La plupart de nos entreprises relèvent d’une pulsion de diversion. Pourquoi, sinon, faire tout ce que nous faisons ? Pourquoi ces maisons, ces voitures, ces passions, pourquoi ces avions ? Pourquoi ces grands magasins ? Pourquoi ces livres qui prennent une vie à écrire, qui se lisent à l’occasion d’une insomnie ou d’un désœuvrement ? Pourquoi les guerres – mais là, Binh-Dû est conscient de céder à la facilité – pourquoi la conquête amoureuse – il aborde à présent les rives de la mauvaise foi. Par les rues les gens s’agitent.

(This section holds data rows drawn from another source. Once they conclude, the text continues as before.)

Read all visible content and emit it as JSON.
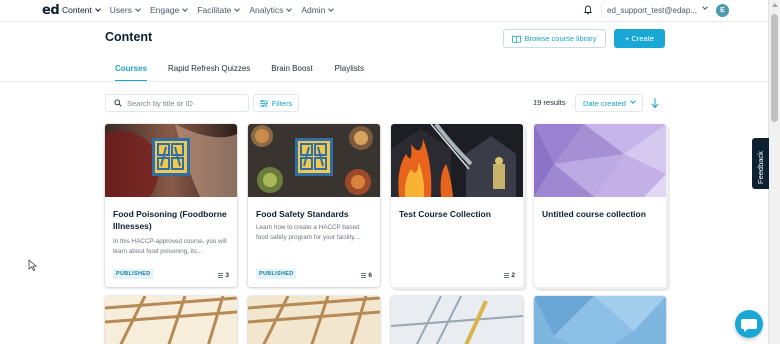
{
  "nav": {
    "logo": "ed",
    "items": [
      {
        "label": "Content",
        "active": true
      },
      {
        "label": "Users",
        "active": false
      },
      {
        "label": "Engage",
        "active": false
      },
      {
        "label": "Facilitate",
        "active": false
      },
      {
        "label": "Analytics",
        "active": false
      },
      {
        "label": "Admin",
        "active": false
      }
    ],
    "user_email": "ed_support_test@edap...",
    "avatar_initial": "E"
  },
  "header": {
    "title": "Content",
    "browse_label": "Browse course library",
    "create_label": "+ Create"
  },
  "tabs": [
    "Courses",
    "Rapid Refresh Quizzes",
    "Brain Boost",
    "Playlists"
  ],
  "active_tab": "Courses",
  "filters": {
    "search_placeholder": "Search by title or ID",
    "filters_label": "Filters",
    "results_text": "19 results",
    "sort_label": "Date created"
  },
  "cards": [
    {
      "title": "Food Poisoning (Foodborne Illnesses)",
      "description": "In this HACCP-approved course, you will learn about food poisoning, its...",
      "status": "PUBLISHED",
      "count": "3",
      "image": "stomach-pain-haccp-logo"
    },
    {
      "title": "Food Safety Standards",
      "description": "Learn how to create a HACCP based food safety program for your facility....",
      "status": "PUBLISHED",
      "count": "6",
      "image": "food-spread-haccp-logo"
    },
    {
      "title": "Test Course Collection",
      "description": "",
      "status": "",
      "count": "2",
      "image": "firefighter-house-fire"
    },
    {
      "title": "Untitled course collection",
      "description": "",
      "status": "",
      "count": "",
      "image": "purple-polygon-pattern"
    }
  ],
  "feedback_label": "Feedback",
  "colors": {
    "accent": "#19a8d6",
    "dark": "#0d2131",
    "badge_bg": "#e3f4f9"
  }
}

Dans son réduit la vendeuse se réjouit de la température extérieure, comme si crever réchauffés était un meilleur sort. « On croirait une journée de printemps ! » s’exclame-t-elle, et Binh-Dû qui vient du dehors acquiesce en souriant. Il empoche l’agenda de l’année prochaine, sans doute cela prédispose-t-il à concéder un peu d’optimisme. La plupart d’entre nous semblent prisonniers d’une destinée indolente, jeter la pierre est contre-nature. Pendant ce temps, ceux qui dansent ne se privent pas de renverser les pôles.